Seit 2010 lebt und arbeitet Sheena McGrandles als Tanzkünstlerin in Berlin, einem Kontext, den sie mitgestaltet und der sie prägt. Ihre Praxis ist hybrid: Sie arbeitet nicht nur für die Bühne – sie tanzt, choreografiert, kuratiert, moderiert, berät, unterrichtet, kooperiert, lernt und versucht, durch die Schaffung freier Kunsträume neue Gemeinschaften aufzubauen. Sheenas Praxis entfaltet sich in zwei unterschiedlichen Kontexten – dem politischen und dem ästhetischen: Der politische Kontext ist geprägt von ihrer Arbeit in Kollektiven (PSR, neuehäute / agora), die in Berlin Kunsträume für den Austausch verschiedener künstlerischer und sozialer körperbasierter Praktiken betreiben.

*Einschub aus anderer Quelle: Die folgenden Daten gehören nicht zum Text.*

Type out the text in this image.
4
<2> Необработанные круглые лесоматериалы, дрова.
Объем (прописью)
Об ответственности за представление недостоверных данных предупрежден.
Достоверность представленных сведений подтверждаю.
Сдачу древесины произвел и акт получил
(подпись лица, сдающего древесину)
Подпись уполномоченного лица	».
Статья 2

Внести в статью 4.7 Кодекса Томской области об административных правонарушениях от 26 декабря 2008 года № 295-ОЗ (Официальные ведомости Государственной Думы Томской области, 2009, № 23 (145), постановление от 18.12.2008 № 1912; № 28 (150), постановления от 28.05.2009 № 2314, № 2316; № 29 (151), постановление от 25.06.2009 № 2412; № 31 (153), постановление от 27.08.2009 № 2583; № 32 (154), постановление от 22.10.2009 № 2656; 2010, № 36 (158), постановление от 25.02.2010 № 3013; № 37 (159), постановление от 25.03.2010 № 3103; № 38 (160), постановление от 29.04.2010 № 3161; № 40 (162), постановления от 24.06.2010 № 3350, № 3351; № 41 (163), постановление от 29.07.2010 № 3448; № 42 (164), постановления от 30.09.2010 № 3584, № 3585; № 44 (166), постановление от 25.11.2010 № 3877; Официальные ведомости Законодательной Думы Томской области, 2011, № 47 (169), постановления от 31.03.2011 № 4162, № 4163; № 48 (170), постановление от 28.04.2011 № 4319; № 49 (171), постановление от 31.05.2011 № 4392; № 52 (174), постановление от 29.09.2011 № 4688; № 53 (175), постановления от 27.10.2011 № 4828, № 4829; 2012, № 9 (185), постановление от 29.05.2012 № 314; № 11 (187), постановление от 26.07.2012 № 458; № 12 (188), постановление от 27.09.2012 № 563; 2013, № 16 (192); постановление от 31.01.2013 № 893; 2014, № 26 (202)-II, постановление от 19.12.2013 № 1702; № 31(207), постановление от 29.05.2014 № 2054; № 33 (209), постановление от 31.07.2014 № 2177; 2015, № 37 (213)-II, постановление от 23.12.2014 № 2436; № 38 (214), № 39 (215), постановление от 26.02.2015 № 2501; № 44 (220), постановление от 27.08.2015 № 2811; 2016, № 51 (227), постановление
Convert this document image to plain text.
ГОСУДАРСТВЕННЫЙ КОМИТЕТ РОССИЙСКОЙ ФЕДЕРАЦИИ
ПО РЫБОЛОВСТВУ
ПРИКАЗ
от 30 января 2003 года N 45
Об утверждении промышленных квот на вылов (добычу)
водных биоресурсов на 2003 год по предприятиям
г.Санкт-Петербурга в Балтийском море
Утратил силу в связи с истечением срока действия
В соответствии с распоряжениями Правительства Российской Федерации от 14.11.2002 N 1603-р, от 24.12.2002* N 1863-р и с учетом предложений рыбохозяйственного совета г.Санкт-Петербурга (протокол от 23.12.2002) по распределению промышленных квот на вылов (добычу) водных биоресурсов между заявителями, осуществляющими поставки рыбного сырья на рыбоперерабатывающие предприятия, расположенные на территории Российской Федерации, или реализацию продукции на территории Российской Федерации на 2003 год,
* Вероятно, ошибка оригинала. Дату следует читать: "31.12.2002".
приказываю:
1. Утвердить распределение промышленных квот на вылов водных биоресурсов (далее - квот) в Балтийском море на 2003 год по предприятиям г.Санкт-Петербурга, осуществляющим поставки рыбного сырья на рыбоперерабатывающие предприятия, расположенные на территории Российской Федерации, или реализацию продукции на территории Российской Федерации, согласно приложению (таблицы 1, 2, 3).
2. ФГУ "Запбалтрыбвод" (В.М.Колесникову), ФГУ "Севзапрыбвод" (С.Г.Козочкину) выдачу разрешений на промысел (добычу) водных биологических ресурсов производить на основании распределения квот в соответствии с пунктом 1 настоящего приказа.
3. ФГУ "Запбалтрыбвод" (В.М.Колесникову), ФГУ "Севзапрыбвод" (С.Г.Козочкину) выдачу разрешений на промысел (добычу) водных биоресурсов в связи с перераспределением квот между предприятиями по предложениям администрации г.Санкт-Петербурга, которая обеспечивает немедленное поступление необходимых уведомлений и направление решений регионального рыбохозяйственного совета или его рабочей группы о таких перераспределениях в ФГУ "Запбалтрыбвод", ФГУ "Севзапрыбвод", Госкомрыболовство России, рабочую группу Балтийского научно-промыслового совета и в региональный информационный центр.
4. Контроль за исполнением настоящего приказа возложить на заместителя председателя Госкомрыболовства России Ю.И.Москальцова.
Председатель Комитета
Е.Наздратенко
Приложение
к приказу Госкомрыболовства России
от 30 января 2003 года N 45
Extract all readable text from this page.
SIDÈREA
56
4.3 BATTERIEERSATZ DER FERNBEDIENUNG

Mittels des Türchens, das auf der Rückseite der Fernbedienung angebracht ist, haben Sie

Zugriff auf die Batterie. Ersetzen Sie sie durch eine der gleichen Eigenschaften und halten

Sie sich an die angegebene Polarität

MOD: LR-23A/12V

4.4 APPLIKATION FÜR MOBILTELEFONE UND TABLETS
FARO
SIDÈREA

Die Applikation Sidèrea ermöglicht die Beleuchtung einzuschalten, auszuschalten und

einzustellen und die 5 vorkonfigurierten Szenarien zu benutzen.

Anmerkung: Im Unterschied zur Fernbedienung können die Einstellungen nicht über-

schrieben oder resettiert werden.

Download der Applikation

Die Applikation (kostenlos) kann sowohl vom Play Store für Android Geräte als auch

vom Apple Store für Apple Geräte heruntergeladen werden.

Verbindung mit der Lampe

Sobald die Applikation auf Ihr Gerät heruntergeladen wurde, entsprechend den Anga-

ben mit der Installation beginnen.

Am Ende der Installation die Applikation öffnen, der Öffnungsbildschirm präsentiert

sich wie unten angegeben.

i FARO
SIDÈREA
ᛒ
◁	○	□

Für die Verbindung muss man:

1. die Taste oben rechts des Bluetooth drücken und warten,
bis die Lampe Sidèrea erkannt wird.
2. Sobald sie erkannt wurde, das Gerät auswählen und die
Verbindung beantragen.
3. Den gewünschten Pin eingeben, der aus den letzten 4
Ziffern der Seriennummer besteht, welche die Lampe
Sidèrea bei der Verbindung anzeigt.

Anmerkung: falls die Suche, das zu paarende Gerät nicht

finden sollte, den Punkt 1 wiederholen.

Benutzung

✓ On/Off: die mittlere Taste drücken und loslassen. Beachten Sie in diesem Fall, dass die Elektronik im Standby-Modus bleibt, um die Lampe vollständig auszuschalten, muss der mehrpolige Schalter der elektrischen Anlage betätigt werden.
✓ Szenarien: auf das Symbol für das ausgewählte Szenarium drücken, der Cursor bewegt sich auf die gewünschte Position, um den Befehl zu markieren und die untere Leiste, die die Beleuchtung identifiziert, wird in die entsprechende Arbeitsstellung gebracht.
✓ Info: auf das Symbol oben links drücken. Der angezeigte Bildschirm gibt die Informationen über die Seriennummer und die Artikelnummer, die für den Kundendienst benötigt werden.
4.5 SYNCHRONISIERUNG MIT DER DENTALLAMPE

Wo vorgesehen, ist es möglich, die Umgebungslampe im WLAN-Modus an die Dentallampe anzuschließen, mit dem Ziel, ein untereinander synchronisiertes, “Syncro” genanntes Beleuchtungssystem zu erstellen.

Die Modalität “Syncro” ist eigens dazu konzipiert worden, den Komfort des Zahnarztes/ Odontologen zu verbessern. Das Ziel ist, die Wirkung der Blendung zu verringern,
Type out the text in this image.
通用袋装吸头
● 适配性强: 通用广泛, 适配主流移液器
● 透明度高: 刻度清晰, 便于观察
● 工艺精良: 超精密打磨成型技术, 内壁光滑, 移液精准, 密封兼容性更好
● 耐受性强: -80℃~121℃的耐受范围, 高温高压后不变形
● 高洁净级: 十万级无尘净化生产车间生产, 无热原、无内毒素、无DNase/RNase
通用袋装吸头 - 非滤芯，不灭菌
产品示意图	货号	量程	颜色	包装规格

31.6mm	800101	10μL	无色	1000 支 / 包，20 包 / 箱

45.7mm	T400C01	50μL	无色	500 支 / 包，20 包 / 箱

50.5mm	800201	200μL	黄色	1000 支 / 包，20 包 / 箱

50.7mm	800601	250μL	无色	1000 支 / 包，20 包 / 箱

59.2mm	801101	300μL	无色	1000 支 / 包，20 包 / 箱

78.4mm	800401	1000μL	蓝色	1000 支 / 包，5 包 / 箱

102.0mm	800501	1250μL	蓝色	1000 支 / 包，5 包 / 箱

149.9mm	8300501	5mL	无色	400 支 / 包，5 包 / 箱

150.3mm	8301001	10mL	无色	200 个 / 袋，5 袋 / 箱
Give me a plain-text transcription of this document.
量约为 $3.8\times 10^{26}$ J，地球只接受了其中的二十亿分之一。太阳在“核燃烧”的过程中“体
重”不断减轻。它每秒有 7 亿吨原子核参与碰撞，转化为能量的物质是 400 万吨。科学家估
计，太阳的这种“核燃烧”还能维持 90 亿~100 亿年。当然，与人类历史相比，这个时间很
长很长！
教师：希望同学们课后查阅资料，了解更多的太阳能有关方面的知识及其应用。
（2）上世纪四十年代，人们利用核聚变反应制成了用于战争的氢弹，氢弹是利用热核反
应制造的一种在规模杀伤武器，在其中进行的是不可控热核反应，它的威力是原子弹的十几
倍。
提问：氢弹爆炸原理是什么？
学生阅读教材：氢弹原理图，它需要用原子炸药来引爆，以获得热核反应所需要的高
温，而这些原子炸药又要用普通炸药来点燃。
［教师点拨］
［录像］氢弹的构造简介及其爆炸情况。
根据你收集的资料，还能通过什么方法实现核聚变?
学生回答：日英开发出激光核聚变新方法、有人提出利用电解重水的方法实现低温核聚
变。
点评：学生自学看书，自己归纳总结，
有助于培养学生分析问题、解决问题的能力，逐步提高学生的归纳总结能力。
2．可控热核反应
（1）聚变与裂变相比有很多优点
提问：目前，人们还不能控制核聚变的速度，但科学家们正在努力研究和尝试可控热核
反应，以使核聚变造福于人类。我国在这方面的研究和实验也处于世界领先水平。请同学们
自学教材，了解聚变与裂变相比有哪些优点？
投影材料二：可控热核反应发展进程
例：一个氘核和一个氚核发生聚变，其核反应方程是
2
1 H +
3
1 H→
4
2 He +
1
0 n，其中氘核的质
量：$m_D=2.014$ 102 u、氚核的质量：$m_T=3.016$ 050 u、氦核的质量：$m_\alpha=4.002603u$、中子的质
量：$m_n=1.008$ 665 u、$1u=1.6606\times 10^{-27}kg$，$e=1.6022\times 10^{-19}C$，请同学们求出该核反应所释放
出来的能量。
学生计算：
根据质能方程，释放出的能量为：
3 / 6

Die Kollektive arbeiten basisdemokratisch und außerhalb institutioneller Strukturen. Sie bekennen sich zu einer prozessorientierten Politik und engagieren sich vor Ort sowie in der Zusammenarbeit mit vielfältigen Gemeinschaften. Im ästhetischen Kontext arbeitet sie als Choreografin und Tänzerin und widmet sich vor allem der Form, der Virtuosität und dem kontinuierlichen Erforschen des Körpers. Ihr Anliegen ist es, Körper und Bewegung durch die Fokussierung auf radikale Zeitlichkeit zu verstehen und zu artikulieren. Sheena untersucht, wie sie Körper und Bewegung durch Verlangsamung oder Hyper-Editing zerlegen kann. Dies lenkt die Aufmerksamkeit auf die vielen Momente dazwischen und verwandelt das Alltägliche in ein Spektakel. In jüngster Zeit hat Sheenas Arbeit auch eine biografische Wendung genommen, wobei sie Text und Gesang als neue Elemente in die spezifische Tanzchoreografie-Sprache integriert, die sie über die Jahre entwickelt hat. In ihrem jüngsten Werk, DAWN: A Musical on Reproduction, hat sie sich mit dem Genre des Musicals auseinandergesetzt und bereits Vorschläge für ein neues Werk an der Schnittstelle von Volkstanz und Oper eingereicht. Sheena präsentiert ihre Arbeiten im In- und Ausland, unter anderem in London (The Place), Amsterdam (something raw), Helsinki (moving im November), Berlin (Sophiensaele), Mexiko-Stadt (Museo Universitario Del Chopo) und Los Angeles (PSSST). In den letzten Jahren haben Sheenas Arbeiten zunehmend an Sichtbarkeit und Anerkennung gewonnen; sie wurde zweimal zur Tanzplattform Deutschland eingeladen: 2020 mit FIGURED und 2022 mit FLUSH. Im Jahrbuch Tanz 2021 wurde sie in der Kritikerumfrage für das Stück FLUSH als „interessanteste Choreografin“ genannt.
Derzeit arbeitet Sheena an MINT – einer Volksoper über Geld (Premiere 2024 im HAU Hebbel am Ufer), die die Beziehung zwischen Geld und Klasse untersucht.